The Four Agreements Simplified

If the main motivation in our work is money, we will never do our best. In addition, we will be stuck in well-paying jobs but without fulfillment or joy. Due to the lack of fulfillment in their work, these people then spend their weekends partying, drinking, and doing other things that harm their lives. These chains are developed from an early age. We are born into social norms that dictate the dreams we may have in life. The collective dream of the planet influences our individual dreams. This collective dream is taught to us by our parents, our schools, our religions and our politicians. Through this training, we learn to behave “correctly”, what we must believe and the difference between good and evil. Our acceptance of these social agreements should be called our domestication. When we tried to rebel in childhood or adolescence, we were punished and oppressed by more powerful parents and teachers.

Just like an animal, we were rewarded for obeying these more powerful individuals. Afterwards, we all surrendered and decided to follow the collective dream and not our individual dreams. However, as we get older, we no longer need a more powerful person to domesticate and control us. These ideas are constructed in such a way that we domesticate ourselves. Don Miguel suggests that we can free ourselves from this structure and make new deals for ourselves. These are the four agreements. If doing your best means working hard because you love work, your work will feel effortless. In this way, the final chord – always do your best – will increase the power of all other chords and help you break free. If you like the job or task you do, you will do your best without trying. Your work will feel effortless and you will do much better.
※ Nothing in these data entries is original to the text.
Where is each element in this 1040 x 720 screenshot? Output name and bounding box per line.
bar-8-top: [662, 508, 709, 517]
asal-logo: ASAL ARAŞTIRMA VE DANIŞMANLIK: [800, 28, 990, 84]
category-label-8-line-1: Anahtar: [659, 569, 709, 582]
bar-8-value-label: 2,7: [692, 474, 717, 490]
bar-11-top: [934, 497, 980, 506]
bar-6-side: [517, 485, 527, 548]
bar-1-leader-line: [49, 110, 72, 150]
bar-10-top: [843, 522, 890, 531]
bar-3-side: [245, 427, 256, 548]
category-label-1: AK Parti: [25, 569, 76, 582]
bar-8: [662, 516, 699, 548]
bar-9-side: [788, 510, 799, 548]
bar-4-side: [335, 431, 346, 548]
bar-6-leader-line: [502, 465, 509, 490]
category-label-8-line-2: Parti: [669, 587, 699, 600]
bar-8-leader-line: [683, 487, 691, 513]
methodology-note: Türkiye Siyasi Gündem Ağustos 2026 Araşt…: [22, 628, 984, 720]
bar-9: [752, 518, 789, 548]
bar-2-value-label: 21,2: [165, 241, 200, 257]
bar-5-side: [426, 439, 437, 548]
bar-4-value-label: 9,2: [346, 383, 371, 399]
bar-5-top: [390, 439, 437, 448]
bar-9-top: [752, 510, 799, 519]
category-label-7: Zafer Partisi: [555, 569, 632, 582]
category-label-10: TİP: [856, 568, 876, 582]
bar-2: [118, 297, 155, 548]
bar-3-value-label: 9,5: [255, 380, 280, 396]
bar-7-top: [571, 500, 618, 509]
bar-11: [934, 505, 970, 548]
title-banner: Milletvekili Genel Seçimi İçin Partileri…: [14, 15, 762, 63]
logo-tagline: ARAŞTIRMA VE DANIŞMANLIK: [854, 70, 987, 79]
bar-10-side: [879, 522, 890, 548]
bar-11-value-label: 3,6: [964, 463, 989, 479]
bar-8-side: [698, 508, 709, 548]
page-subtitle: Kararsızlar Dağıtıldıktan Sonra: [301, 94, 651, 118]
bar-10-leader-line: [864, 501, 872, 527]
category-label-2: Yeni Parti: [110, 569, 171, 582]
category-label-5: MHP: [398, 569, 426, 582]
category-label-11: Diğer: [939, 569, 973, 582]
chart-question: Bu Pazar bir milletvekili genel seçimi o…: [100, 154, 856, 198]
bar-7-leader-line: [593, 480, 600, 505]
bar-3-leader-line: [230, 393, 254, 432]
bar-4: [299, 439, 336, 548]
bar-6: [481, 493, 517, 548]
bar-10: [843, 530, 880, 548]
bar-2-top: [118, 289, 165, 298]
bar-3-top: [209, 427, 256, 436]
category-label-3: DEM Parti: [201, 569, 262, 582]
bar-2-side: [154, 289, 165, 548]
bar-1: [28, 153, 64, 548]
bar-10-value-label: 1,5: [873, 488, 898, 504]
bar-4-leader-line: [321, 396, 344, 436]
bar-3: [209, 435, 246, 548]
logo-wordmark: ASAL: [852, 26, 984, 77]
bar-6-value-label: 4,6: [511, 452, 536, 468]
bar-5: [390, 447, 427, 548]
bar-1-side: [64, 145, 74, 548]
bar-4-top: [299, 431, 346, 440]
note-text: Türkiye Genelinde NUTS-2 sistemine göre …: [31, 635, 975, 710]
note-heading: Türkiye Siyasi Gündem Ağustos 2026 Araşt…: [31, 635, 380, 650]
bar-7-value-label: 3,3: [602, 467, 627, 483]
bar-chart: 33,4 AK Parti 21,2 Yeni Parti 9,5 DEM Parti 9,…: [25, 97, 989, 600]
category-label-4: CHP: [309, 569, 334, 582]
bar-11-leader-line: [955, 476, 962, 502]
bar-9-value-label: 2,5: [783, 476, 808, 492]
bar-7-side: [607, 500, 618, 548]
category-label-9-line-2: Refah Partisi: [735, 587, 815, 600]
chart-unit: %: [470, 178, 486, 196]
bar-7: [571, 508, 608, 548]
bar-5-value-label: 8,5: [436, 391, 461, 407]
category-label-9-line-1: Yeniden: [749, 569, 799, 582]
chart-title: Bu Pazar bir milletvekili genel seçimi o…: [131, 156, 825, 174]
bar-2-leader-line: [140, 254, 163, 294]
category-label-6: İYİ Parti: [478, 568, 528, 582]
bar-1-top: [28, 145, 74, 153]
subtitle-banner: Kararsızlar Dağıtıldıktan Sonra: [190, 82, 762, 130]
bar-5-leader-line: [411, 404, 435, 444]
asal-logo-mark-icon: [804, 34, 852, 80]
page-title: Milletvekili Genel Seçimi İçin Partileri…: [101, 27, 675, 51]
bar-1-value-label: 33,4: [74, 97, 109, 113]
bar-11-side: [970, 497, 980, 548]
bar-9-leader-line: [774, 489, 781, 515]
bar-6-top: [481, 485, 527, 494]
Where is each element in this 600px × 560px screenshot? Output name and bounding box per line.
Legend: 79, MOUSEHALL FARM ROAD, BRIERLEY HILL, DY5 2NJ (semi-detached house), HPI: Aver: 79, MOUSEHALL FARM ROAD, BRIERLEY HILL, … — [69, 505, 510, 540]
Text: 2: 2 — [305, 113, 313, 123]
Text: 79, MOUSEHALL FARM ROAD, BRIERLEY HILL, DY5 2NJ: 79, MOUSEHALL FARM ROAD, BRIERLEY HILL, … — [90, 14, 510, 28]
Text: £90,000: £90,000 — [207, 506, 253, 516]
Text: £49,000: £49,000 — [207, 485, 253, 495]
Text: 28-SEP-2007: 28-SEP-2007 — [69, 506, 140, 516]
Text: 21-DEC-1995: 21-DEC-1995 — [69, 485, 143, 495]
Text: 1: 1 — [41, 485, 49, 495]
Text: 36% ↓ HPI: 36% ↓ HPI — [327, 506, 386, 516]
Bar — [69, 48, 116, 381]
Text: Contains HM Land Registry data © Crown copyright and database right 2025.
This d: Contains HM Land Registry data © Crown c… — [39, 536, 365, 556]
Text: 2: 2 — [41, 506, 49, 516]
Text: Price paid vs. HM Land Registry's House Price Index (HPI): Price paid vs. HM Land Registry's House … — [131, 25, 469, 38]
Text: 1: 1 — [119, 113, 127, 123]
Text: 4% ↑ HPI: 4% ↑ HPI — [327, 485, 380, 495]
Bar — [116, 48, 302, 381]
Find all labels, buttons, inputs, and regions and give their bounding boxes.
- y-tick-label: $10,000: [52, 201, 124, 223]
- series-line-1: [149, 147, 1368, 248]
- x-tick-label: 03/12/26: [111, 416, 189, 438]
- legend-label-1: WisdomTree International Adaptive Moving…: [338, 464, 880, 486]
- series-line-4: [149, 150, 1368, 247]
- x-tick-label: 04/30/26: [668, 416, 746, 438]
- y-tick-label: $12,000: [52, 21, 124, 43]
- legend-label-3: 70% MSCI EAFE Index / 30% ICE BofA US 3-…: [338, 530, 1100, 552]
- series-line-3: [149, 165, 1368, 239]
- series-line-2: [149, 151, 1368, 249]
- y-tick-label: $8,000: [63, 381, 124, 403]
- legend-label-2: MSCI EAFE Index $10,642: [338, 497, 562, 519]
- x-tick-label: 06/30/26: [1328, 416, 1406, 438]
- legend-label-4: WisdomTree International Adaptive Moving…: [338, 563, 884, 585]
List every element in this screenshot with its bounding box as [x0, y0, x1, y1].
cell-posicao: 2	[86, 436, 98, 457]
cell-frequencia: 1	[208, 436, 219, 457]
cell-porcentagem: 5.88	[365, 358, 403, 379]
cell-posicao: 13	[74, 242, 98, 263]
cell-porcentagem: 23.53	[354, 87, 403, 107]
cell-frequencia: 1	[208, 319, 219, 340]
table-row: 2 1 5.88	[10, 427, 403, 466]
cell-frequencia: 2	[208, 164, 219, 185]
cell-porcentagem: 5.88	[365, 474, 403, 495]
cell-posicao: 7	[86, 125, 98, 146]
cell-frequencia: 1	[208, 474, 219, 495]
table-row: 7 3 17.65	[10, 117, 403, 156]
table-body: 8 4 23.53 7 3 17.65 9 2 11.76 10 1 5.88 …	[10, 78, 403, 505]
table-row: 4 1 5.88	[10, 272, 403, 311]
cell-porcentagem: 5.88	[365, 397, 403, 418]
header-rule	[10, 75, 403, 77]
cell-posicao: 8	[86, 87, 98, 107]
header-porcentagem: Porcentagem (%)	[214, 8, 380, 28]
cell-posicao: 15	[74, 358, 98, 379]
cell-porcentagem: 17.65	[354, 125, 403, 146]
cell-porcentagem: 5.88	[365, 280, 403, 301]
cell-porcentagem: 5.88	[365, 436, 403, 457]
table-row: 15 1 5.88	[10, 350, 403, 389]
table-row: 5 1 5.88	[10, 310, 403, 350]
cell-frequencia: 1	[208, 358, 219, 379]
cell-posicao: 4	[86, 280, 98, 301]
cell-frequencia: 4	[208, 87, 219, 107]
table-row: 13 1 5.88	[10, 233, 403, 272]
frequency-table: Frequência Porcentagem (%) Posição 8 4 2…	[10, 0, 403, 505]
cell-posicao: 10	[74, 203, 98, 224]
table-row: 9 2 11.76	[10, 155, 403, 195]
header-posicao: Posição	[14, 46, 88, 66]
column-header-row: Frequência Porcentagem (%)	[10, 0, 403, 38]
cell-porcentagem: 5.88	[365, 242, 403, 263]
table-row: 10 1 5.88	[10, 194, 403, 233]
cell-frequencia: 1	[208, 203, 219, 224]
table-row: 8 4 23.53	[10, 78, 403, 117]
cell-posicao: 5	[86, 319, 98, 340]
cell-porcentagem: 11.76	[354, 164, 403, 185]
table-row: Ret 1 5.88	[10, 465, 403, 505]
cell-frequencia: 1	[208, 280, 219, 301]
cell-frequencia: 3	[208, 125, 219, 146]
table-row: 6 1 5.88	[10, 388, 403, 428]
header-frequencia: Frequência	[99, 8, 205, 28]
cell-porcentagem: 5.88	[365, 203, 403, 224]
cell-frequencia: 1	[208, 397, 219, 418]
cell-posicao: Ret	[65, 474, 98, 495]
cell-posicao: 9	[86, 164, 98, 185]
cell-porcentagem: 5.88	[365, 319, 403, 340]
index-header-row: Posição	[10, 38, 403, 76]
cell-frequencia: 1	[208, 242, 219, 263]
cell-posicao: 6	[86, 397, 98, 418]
This final chord will help you increase the power of the other chords while freeing you from the old patterns. As we grew up, we unconsciously made a number of deals (much like the four deals) with ourselves. These agreements guide our behavior – they act as an internal compass through which we decide what to do and what not to do. But we never CHOSE these agreements. This book presents us with four agreements that we should make with ourselves in order to live a good life. It won`t be easy to replace our old agreements with these new four, but it can be a significant personal change you can make. “There is only one agreement left, but it is the one that allows the other three to become deep-rooted habits. By making a pact with these four key agreements, an individual is able to significantly influence the level of happiness they feel in their life, regardless of external circumstances. [6] Be impeccable in my own words, don`t take things personally, don`t make assumptions, and always do my best, these four promises are hard to keep, but once I became aware of these four promises, things changed in a positive direction. “The next three agreements were really born from the first agreement. The second agreement is not to take anything personally. Based on all these ideas, Don Miguel presented four clear messages to remember that should be implemented.

The four agreements show us that there is another way. By freeing ourselves from social structures and expectations, we can make new deals for ourselves. In addition to the book and audiobook, an eBook, a four-color illustrated book, a card game, and an online course are also available. [1] Impeccable means “sinless” and a sin is something you do or believe that goes against yourself. This means not speaking against yourself, for yourself or for others. This means not rejecting oneself. To be impeccable is to take responsibility, not to participate in the “game of guilt”. For the word, the rules of “action-reaction” apply. What you bring out energetically will come back to you. The correct use of the word creates the right use of energy to express love and gratitude, perpetuates the same in the universe. The reverse is also true.

Perfection begins at home. Be impeccable with yourself and this will be reflected in your life and relationships with others. This agreement can help change thousands of other agreements, especially those that create fear instead of love. We have all made a number of “agreements” about how we are going to manage life. We have made agreements with our friends, our partners, our parents, our children, with our gods, with society at large. And, of course, the most important agreements are those we have made with ourselves. All these agreements we have made guide our “personality”: they tell us who we are, how we feel, what we believe and how we behave. In most cases, however, all of these agreements have never been consciously chosen.

Ruiz says that, like farm animals, we were “domesticated” from childhood – we were punished or rewarded based on what we did or didn`t do, and it shaped us into who we are today. This book shows us that it is possible to break some of the old “agreements” that no longer serve us and create new agreements that we consciously choose and then maintain day after day. Whatever your own agreements, Ruiz suggests that we (based on Toltec wisdom) should all conclude the following four agreements. The forgiveness that connects Don Miguel to consciousness refers to the forgiveness of our past and ongoing failures against the agreements we still have. It is also forgiveness for letting ourselves and our fellow human beings suffer because of our accepted illusions. Also, forgiveness for the suffering that others produce because of their dreams. Why not try breaking one of the hundreds or thousands of chords you have right now? Maybe you`re thinking you`re not good at painting – take out the watercolors and have fun creating something.